Meck-Pomm! Urlaub an der Ostsee - Ein Gastbeitrag
Meck-Pomm? Klingt erst mal nach Burger mit Pommes…..
Kurz nach Silvester besuchte mich mein Patenkind und erzählte, dass es noch nie Norddeutschland besucht hat. Jetzt reicht Norddeutschland natürlich von der Nordseeküste bis zur Ostseeküste. Wo soll es hingehen? Die Möglichkeiten sind vielfältig und einige Ecken habe ich zumindest schon bereist. (Amrum und Lübeck). Aber in Mecklenburg-Vorpommern war ich noch nie. Und als Süddeutsche hatte ich auch keine so genauen Vorstellungen, wie es dort aussieht. Klar, es ist das Herkunftsland von Angela Merkel, aber sonst?

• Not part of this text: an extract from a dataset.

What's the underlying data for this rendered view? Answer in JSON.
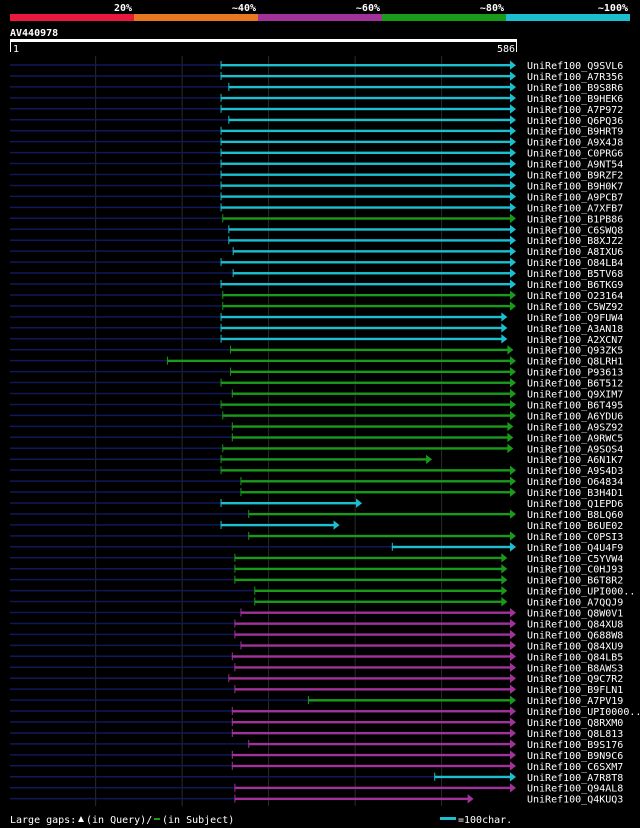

Meine Reise beginnt mit der Zugfahrt von Karlsruhe nach Berlin und von dort weiter mit dem Auto nach Börgerende-Rethwisch. Was für ein Name! In meinen Gedanken kommt dahinter als nächstes der Nordpol. Bis dato wusste ich nicht, dass ein Dorf mit diesem Namen überhaupt existiert. Börgerende liegt in der Gemeinde Rostock zwischen Heiligendamm und Bad Doberan. Zwei Meter über Normalhöhennull, also gerade mal zwei Meter über dem Meeresspiegel. Für uns aus dem Süden ist das kaum vorstellbar. Schwappt das Wasser bei Flut durch die Straßen? Es ist natürlich dunkel bis wir ankommen und wir sehen kaum etwas. Am nächsten Morgen zeigt sich für uns Börgerende-Rethwisch ist nicht das Ende der Welt. Es gibt die typischen reetgedeckten Häuser, neben neu gebauten Mehrfamilienhäuser für Urlauber. Ich sehe auch noch ein paar unveränderte Gebäude aus der Zeit der DDR. Erkennbar an der tristen braunen Hauswandfarbe. Ich empfinde sie als Zeitzeugen und zusammen ergeben sie ein stimmiges Bild und einen Ort zum Wohlfühlen
Aber wir Bayern wollen mehr von diesem Meck-Pomm sehen. Wir fahren nach Warnemünde. Das Licht ist fantastisch an diesem Tag. Es könnte ein paar Grad wärmer sein, zumindest nach meinem Temperaturempfinden. Doch die Farben und die klare Luft entschädigen für vieles! Das Ostseebad Warnemünde ist ein Ortsteil der Hansestadt Rostock. Hier mündet der Fluss Warnow in die Ostsee. Die Mündung wird von zwei Leuchttürmen begrenzt. Leuchttürme kennen wir natürlich, haben wir aber im Süden nicht. Und, dass Links oder Backboard ein rot/weißer und Steuerbord ein grün/weißer Leuchtturm steht, lernen wir bei einer Hafenrundfahrt. Außerdem erfahren wir, dass Warnemünde Deutschlands bedeutendster Hafen für Kreuzfahrtschiffe ist. Mir fällt auf, dass wir beobachtet werden. Große und kleine Möwen haben uns als Touris geoutet und beobachten uns von verschiedenen Häuserdächern. Diese Fischbrötchen-Geier kenne ich von Sylt und Amrum und ihr erklärtes Ziel, den Touristen die Fischbrötchen abzujagen, werde ich zu vereitelt wissen. Wir essen unsere Fischbrötchen unter einem Vordach, verfolgt von hungrigen Augenpaaren.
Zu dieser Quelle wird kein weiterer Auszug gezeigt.